Esme nods understandingly. "I'm sure it will, dearie," she maintains, "and in a few months' time you'll be wonderin' what you could ever have been so worried about." She gives the dress another examination, the corners of her mouth tending upwards. "It's very fine… and he must be so glad to see you wearin' it. They're like that about their presents. It's no good puttin 'em away for best, or they'll always think you didn't like it, whatever it was."

Audra says, "It's fine and fancy, oh yes. I wore it when I went back to the Whimsey. I'll likely not wear it when I'm doing a lot of work or walking the carts about, but he's quite pleased to be able to buy me pretty things and me wear them." She seems to get some cheer back and smiles. "He works so hard, poor love. I thought it'd be easier on him when I stepped in, but he just finds other ways to keep himself busy in the back." She takes a peek at the rhubarb pie curiously, peering into the tin. "Should be a lovely morsel. Other than beautiful gifts of jewelry, how's business?"

"Not doin' too badly," concedes Esme, eyeing her pie — not that she doesn't trust Audra, but it's a special pie, "and picking up nicely too after it was slow during the festival. This year I said to myself I'd finally get out and — oh, see the dolphins come in, and this and that. And I did. As you will too, dearie, when your son's the baker here and you and Terris'll be in a position to take time off again durin' the festival weeks," she chuckles. "Not before, though, I shouldn't wonder. Well. There's a season for everything."

"When wee Terris is old enough to take over? Give me a score of years and then we'll talk." Audra is assuming Esme will be around by then, why wouldn't she be still alive? "How was the dolphins proper? I hear things like magical and inspiring and pious… but others just say they're overgrown fishies." She giggles. "Not that they didn't make for some lovely inspired breads and marzipans."

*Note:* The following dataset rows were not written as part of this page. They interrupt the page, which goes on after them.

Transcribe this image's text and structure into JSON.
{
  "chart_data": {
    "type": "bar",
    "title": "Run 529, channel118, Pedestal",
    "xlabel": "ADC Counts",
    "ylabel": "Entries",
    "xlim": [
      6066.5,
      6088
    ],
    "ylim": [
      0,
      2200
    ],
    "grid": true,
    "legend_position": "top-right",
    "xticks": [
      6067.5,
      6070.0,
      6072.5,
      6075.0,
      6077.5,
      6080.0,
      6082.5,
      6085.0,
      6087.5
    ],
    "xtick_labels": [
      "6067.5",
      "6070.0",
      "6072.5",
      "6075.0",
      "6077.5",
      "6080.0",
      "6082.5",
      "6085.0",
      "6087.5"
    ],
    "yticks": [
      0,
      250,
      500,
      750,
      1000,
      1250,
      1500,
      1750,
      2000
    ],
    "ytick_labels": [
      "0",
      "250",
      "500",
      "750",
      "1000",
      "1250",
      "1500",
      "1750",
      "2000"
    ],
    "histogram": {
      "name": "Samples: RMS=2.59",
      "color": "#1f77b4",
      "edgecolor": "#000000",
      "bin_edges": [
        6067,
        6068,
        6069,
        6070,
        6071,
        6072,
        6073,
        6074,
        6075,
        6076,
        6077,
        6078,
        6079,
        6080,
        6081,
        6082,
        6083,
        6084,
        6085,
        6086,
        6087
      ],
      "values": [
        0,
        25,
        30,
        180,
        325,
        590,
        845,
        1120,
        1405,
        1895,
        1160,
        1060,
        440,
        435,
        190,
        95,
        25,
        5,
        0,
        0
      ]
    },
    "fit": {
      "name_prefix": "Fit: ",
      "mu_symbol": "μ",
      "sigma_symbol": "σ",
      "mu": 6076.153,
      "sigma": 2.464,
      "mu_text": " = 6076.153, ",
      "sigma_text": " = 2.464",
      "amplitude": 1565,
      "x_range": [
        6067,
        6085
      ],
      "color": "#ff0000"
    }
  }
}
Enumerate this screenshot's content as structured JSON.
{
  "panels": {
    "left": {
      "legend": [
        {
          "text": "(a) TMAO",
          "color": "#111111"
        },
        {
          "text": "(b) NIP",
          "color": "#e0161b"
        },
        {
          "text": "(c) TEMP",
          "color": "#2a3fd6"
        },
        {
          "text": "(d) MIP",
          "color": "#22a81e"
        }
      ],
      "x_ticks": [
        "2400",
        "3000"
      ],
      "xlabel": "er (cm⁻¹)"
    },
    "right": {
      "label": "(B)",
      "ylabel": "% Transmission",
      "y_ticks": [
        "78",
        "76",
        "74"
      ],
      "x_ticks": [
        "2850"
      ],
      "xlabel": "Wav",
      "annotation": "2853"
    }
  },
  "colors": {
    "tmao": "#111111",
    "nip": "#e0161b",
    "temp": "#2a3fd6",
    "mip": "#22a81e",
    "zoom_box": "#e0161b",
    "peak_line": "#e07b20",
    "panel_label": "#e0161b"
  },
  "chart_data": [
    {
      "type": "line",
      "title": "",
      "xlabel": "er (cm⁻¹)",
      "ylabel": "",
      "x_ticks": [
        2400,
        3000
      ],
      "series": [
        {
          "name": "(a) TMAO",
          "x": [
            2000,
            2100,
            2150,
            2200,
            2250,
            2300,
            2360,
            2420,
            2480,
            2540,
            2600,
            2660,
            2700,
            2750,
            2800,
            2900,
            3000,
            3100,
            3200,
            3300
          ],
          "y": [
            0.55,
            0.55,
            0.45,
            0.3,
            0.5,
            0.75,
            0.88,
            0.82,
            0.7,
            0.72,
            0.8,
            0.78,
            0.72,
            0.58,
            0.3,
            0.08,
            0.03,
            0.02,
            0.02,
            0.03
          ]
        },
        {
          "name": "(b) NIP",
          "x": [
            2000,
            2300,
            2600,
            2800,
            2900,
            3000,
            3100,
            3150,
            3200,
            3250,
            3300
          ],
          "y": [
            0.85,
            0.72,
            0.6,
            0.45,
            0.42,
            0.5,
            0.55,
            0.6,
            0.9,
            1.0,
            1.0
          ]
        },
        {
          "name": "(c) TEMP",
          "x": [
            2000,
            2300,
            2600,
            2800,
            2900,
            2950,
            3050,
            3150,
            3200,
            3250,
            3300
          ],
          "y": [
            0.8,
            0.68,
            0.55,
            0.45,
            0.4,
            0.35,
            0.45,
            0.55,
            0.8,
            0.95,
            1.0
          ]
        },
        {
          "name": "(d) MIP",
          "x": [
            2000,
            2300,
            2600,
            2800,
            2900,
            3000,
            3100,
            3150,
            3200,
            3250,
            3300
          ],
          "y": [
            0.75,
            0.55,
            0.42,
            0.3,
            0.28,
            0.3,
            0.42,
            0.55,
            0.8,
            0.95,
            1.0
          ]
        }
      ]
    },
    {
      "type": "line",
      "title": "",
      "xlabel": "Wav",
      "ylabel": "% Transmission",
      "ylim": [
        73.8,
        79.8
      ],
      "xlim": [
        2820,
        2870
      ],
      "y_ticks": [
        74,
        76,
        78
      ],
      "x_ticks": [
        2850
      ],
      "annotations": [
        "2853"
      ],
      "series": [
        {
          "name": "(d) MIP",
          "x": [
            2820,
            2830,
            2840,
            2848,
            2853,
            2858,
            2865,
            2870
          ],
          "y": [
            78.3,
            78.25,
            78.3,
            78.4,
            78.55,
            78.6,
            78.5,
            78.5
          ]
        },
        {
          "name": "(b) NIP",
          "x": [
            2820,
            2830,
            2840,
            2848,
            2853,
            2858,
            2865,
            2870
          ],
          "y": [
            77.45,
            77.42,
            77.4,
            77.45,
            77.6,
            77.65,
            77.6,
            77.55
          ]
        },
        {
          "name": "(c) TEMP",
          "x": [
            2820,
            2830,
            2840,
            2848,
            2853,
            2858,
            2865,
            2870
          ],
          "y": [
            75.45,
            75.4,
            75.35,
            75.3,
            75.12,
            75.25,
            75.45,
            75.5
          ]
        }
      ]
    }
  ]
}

"Oh, I'll not be here to talk to, but p'raps you can tell my son about it," chuckles Esme, a realist who then breathes out a quiet sigh. "Ahhh… It was a beautiful thing to see. More than any jewels, to be sure. One of the Mother's own miracles, so many of Her creatures comin' here all at once, and we know why. If you'd seen it you'd not be worryin' about when wee Terris was coming along, nor need reminding just to trust Her."

Audra gives a faint sigh. "I would expect so. Just the wonders of life and all that. Far prettier sight than what I'm used to in the harbors I'd wager." She runs her hand over her hair and smiles at that. "I should have found the time to go. I barely slept as it was. So much to do between the carts and the theater. I think we both slept half a day once the festival proper ended."

"… Only half a day?" Esme looks amused, and shakes her head again. It's best not to look too closely at that green scarf with the little yellow dots, it could give a person a mild headache. "Well, I'll let you get on. I've left half my work undone this morning to get my pies in order for tomorrow, and that'll never do, will it? Can't let the apprentices start thinkin' my eye's not on 'em. Good day to you, Mistress Audra, and Seven blessings too."